Spis wszystkich kart i tunerów masz w /usr/src/linux/Documentation/video4linux/

----------

## Wiejkucik

Znów zrobiłem restart,wcześniej dopisując to o czym mówiłeś, do saa7134.

Następnie wyładowałem saa7134 i załadowałem z podanymi wyżej przez Ciebie opcjami.Niestety,tvtime dalej nie znajduje ani jednej stacji,chodź wydaje mi się ,że jest to bardziej poprawne,gdyż wyszukuje wolniej.

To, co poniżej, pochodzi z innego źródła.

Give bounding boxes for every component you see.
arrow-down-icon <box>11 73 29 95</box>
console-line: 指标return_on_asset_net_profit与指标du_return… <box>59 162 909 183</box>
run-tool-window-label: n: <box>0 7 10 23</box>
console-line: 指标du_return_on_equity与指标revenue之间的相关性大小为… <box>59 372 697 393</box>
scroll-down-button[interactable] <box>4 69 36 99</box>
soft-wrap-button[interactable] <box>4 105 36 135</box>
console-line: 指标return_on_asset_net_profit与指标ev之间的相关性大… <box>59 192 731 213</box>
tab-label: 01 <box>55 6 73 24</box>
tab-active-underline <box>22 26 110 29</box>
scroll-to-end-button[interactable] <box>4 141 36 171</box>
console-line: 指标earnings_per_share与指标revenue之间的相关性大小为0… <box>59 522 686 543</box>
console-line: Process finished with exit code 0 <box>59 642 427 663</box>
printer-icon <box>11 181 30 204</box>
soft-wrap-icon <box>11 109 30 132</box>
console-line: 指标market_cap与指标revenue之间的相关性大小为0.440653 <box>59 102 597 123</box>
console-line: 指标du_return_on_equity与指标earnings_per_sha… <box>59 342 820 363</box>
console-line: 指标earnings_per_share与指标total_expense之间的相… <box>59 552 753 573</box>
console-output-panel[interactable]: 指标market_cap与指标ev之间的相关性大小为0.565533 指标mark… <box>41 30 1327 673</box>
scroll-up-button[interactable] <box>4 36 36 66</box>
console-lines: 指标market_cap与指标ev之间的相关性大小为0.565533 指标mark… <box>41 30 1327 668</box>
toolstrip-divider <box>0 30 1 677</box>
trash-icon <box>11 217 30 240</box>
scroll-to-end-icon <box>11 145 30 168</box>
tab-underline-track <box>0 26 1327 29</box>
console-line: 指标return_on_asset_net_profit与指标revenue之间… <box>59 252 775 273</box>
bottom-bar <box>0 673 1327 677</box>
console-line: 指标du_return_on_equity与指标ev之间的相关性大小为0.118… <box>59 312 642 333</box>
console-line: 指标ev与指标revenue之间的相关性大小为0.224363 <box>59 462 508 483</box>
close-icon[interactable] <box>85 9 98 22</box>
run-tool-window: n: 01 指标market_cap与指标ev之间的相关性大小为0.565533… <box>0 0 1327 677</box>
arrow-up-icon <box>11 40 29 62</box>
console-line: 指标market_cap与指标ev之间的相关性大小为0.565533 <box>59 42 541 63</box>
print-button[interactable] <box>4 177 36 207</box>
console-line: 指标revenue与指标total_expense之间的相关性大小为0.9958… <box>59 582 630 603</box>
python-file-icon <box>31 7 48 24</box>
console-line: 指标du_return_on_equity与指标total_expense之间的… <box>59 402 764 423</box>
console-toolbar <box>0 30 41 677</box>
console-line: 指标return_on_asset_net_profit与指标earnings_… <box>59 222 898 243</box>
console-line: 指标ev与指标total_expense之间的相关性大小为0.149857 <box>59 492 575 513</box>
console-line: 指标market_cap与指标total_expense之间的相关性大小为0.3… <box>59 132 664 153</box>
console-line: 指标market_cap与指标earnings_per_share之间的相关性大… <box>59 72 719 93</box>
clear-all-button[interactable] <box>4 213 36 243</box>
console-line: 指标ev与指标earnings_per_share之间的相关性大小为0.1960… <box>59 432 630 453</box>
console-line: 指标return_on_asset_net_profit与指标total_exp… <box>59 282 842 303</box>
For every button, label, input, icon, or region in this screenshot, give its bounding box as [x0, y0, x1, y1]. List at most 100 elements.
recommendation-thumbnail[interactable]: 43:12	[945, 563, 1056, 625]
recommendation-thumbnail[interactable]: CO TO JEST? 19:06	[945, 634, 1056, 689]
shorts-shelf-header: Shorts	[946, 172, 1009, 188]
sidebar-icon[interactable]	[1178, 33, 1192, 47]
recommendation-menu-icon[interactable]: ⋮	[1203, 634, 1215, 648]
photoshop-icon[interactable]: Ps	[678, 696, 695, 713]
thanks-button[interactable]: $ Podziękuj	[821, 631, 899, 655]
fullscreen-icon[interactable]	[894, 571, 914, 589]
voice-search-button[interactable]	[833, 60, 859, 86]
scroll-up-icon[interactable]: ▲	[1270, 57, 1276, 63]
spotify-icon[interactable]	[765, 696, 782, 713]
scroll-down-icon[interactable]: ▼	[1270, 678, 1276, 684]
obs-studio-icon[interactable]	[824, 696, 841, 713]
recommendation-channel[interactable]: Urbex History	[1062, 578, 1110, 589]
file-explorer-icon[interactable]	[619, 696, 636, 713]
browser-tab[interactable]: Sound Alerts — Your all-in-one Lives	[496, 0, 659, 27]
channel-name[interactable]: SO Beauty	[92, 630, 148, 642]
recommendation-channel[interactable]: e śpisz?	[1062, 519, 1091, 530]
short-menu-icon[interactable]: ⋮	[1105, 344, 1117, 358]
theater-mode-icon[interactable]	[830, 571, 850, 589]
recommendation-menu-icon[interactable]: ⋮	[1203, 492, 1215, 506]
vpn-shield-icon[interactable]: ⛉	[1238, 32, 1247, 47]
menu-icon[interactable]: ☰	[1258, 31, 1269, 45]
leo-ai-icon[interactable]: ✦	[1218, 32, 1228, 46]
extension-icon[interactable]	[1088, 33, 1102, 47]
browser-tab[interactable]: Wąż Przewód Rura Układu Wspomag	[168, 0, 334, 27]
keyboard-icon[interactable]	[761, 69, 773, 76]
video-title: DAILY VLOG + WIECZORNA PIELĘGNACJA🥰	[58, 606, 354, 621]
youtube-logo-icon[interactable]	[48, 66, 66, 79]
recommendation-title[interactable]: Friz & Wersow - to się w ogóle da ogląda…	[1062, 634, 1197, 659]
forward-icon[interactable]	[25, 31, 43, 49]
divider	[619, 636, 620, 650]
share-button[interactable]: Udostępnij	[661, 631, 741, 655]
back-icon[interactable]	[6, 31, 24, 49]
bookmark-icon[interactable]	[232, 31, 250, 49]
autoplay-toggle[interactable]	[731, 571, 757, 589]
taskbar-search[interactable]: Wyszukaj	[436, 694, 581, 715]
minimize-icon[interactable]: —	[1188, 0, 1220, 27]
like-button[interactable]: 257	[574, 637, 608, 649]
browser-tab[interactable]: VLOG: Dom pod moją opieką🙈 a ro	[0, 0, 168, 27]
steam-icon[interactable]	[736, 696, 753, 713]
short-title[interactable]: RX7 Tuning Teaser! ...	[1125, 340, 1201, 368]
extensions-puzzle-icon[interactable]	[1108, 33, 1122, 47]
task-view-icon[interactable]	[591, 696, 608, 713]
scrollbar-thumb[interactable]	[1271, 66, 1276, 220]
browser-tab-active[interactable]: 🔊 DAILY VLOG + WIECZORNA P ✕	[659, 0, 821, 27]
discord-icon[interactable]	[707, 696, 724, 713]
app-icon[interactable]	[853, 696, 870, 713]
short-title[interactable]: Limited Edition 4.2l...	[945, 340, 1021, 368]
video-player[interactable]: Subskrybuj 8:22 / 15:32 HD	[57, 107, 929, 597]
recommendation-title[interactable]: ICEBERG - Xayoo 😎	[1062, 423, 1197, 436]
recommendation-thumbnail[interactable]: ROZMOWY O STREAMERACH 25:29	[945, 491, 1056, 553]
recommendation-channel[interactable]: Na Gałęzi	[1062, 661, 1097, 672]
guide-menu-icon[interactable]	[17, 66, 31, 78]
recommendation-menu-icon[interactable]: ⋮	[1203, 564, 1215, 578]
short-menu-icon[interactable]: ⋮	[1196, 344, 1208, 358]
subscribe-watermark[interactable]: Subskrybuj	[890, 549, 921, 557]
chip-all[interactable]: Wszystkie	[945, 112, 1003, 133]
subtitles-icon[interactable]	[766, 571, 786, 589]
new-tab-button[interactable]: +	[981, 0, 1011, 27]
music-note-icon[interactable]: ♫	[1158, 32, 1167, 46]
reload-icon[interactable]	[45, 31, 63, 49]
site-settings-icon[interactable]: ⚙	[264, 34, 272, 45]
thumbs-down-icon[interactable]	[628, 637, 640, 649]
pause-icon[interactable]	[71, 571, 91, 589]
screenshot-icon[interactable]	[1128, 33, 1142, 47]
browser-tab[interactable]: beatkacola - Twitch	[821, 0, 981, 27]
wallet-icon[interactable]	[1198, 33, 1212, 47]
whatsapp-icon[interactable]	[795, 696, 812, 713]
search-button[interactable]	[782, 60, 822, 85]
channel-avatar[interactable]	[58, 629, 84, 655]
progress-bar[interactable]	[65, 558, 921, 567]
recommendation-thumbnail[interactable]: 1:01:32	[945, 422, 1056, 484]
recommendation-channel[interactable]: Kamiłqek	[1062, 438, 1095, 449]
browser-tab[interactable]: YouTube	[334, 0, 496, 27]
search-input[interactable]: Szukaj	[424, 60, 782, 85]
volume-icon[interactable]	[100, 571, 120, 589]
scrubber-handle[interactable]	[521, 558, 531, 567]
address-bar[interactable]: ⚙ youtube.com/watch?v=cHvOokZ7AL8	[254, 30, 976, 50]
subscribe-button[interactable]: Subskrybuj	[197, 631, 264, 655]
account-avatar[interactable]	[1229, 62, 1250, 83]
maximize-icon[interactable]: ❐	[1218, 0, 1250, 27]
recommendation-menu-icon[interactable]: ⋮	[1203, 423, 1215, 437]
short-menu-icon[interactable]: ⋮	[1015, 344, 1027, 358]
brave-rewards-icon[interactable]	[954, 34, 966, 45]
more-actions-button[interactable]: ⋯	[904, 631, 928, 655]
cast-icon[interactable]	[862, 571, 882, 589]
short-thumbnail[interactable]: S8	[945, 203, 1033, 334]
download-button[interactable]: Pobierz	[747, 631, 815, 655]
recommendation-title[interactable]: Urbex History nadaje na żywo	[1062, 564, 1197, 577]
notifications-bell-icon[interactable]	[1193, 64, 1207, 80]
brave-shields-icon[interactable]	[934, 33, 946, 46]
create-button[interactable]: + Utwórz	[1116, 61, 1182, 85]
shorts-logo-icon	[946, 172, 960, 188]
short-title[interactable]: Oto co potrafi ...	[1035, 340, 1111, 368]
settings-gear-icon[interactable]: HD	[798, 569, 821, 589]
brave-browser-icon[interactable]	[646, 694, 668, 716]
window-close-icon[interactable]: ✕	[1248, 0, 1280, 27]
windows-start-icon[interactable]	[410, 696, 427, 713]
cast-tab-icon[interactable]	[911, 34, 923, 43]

Sam nie wiem,może problemem jest to,że mój sygnał obrazu nie idzie poprzez zwykłą antenę,tylko w wejście dla (chyba kablówki).Gdzieś to może trzeba przestawić w tvtime? Chociaż kiedyś używałem tej karty pod jakąś dystrybucją i nie było problemu.Chyba,że wersja programów jest inna.Sam nie wiem.

----------

## nUmer_inaczej

jeśli masz wątpliwości co do konfiguracji tvtime - zainstaluj xawtv na próbę i zobacz co się dzieje.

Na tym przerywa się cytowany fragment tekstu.